Industry Observations-Web Application Security

Webappsec Talent Debt

A few times in the past Jeremiah has shown that there is a severe shortage of qualified professionals in the industry. The math changes quite often, but I decided to make a quick little calculator to show how much of a deficit we really have.

My assumptions are as follows (and arguably they are all wrong, but go ahead and change them to whatever you think are correct). There are estimates of around 673 million websites on the public internet according to NetCraft.

Based on a lot of anecdotal evidence, manual penetration tests tend to take anywhere from 1 day for very small websites to months or years for big websites. I averaged it out to 16 hours just to put a line in the sand. Some may say it’s more, or less, but it’s a number we can debate, or you can modify in the spreadsheet at will.

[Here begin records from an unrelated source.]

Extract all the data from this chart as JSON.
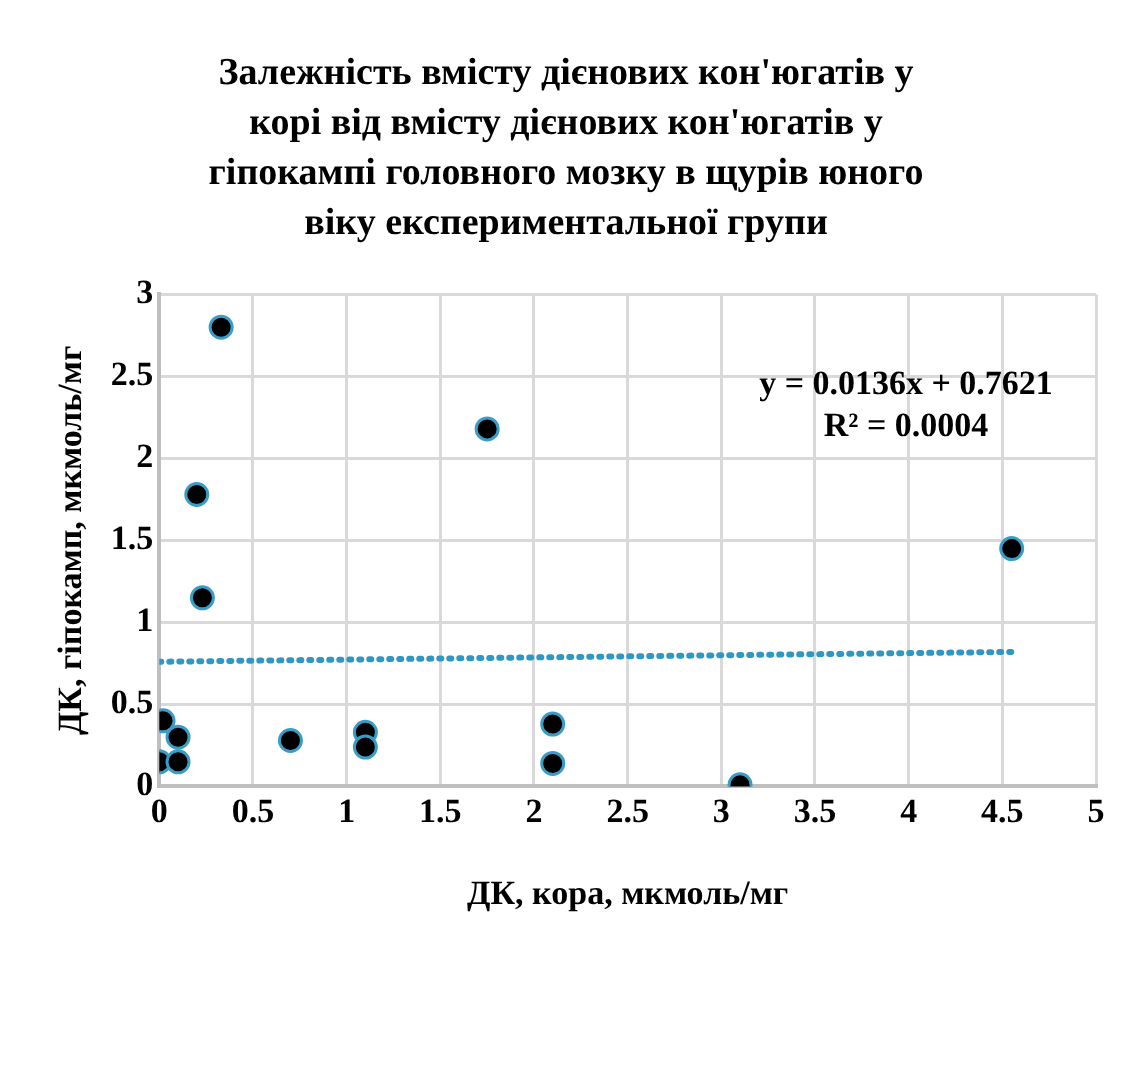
{
  "chart_data": {
    "type": "scatter",
    "title": "Залежність вмісту дієнових кон'югатів у корі від вмісту дієнових кон'югатів у гіпокампі головного мозку в щурів юного віку експериментальної групи",
    "xlabel": "ДК, кора, мкмоль/мг",
    "ylabel": "ДК, гіпокамп, мкмоль/мг",
    "series": [
      {
        "type": "scatter",
        "color": "#000000",
        "x": [
          0.02,
          0.1,
          0.0,
          0.1,
          0.2,
          0.23,
          0.33,
          0.7,
          1.1,
          1.1,
          1.75,
          2.1,
          2.1,
          3.1,
          4.55
        ],
        "values": [
          0.4,
          0.3,
          0.15,
          0.15,
          1.78,
          1.15,
          2.8,
          0.28,
          0.33,
          0.24,
          2.18,
          0.38,
          0.14,
          0.01,
          1.45
        ]
      },
      {
        "type": "line",
        "color": "#2e97c4",
        "line_style": "dotted",
        "marker": "none",
        "x": [
          0,
          4.55
        ],
        "values": [
          0.76,
          0.82
        ]
      }
    ],
    "annotations": [
      "y = 0.0136x + 0.7621\nR² = 0.0004"
    ],
    "marker": "circle",
    "xlim": [
      0,
      5
    ],
    "ylim": [
      0,
      3
    ],
    "xticks": [
      0,
      0.5,
      1,
      1.5,
      2,
      2.5,
      3,
      3.5,
      4,
      4.5,
      5
    ],
    "yticks": [
      0,
      0.5,
      1,
      1.5,
      2,
      2.5,
      3
    ],
    "grid": true,
    "legend": false
  }
}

I also estimated that there are no more than 300k people in the security industry that can do web application security assessments. That is partially based on some Gartner data that there are somewhere in the neighborhood of 3 million people working in security overall, worldwide. Optimistically, I’d say that only 1 out of 10 people in our industry can do webappsec assessments, if you count sales people, marketing people, developers, people working in other areas of security and so on. The real number is almost certainly an order of magnitude smaller, but I don’t have real numbers.

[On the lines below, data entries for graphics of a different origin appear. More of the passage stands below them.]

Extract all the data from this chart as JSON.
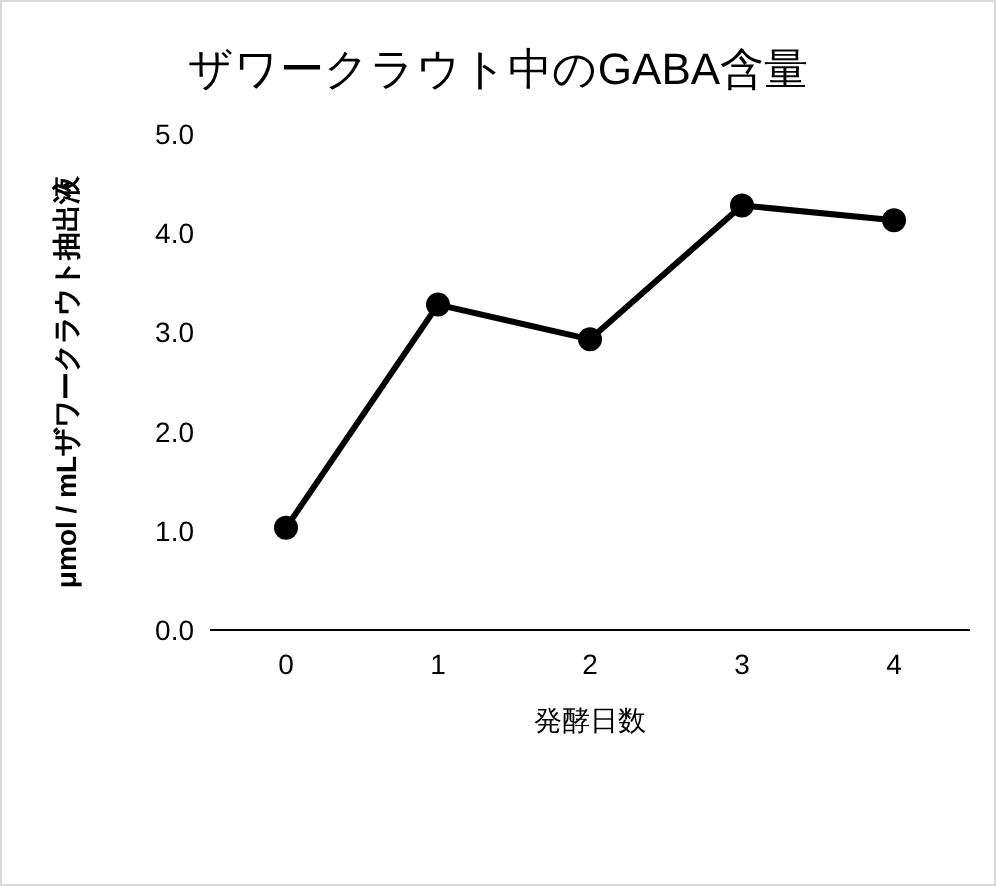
{
  "chart_data": {
    "type": "line",
    "title": "ザワークラウト中のGABA含量",
    "xlabel": "発酵日数",
    "ylabel": "μmol / mLザワークラウト抽出液",
    "categories": [
      "0",
      "1",
      "2",
      "3",
      "4"
    ],
    "series": [
      {
        "color": "#000000",
        "values": [
          1.03,
          3.28,
          2.93,
          4.28,
          4.13
        ]
      }
    ],
    "ylim": [
      0,
      5
    ],
    "yticks": [
      {
        "value": 0,
        "label": "0.0"
      },
      {
        "value": 1,
        "label": "1.0"
      },
      {
        "value": 2,
        "label": "2.0"
      },
      {
        "value": 3,
        "label": "3.0"
      },
      {
        "value": 4,
        "label": "4.0"
      },
      {
        "value": 5,
        "label": "5.0"
      }
    ],
    "grid": false,
    "marker": "circle",
    "line_style": "solid"
  }
}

Lastly, we know that there are approximately 2000 work hours in an average year. That may be high, especially if your webappsec engineers are off taking phone calls, talking to customers, doing training, going to conferences, etc. Therefore optimistically, we should expect (based on these numbers) for the average webappsec penetration tester who is fully dedicated to do around 31 webapps a year if they must test each one once a quarter – again, assuming they never do anything but penetration tests.

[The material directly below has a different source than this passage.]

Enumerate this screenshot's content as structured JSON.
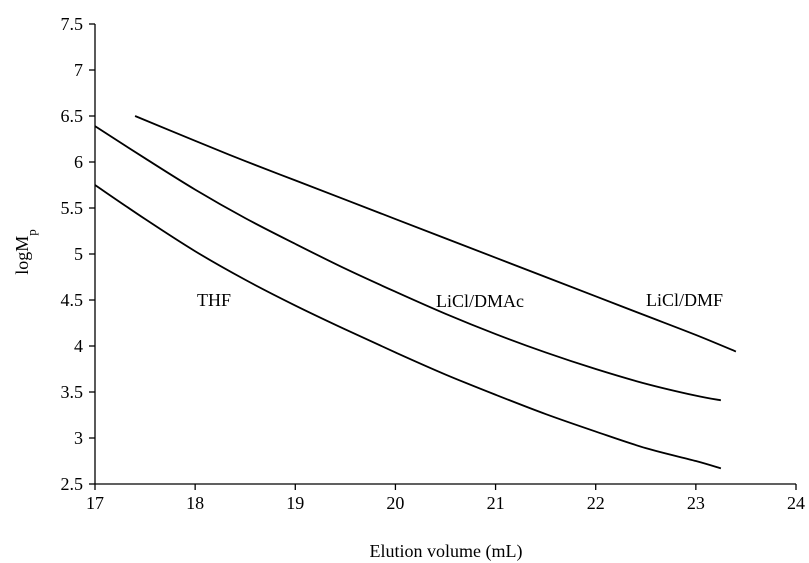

The numbers are stunning – we’re at a huge deficit. I’m not even going to say the numbers, they’re that bad. You can download the small spreadsheet and play with these numbers yourself. Even if you don’t agree with my numbers, no matter what numbers you use, it still seems like the odds of full coverage via manual assessments alone are not in our favor. One could argue that not every app in the entire world needs to be tested once a quarter, or even that not all apps need to be tested ever. Or one could say that WAFs help reduce the overall security need for certain signature rich vuln classes. But even if you massage these numbers to the best possible scenarios, we still have a massive talent-debt. Therefore some automation is not just important, but absolutely critical if we want to tackle this global problem head-on.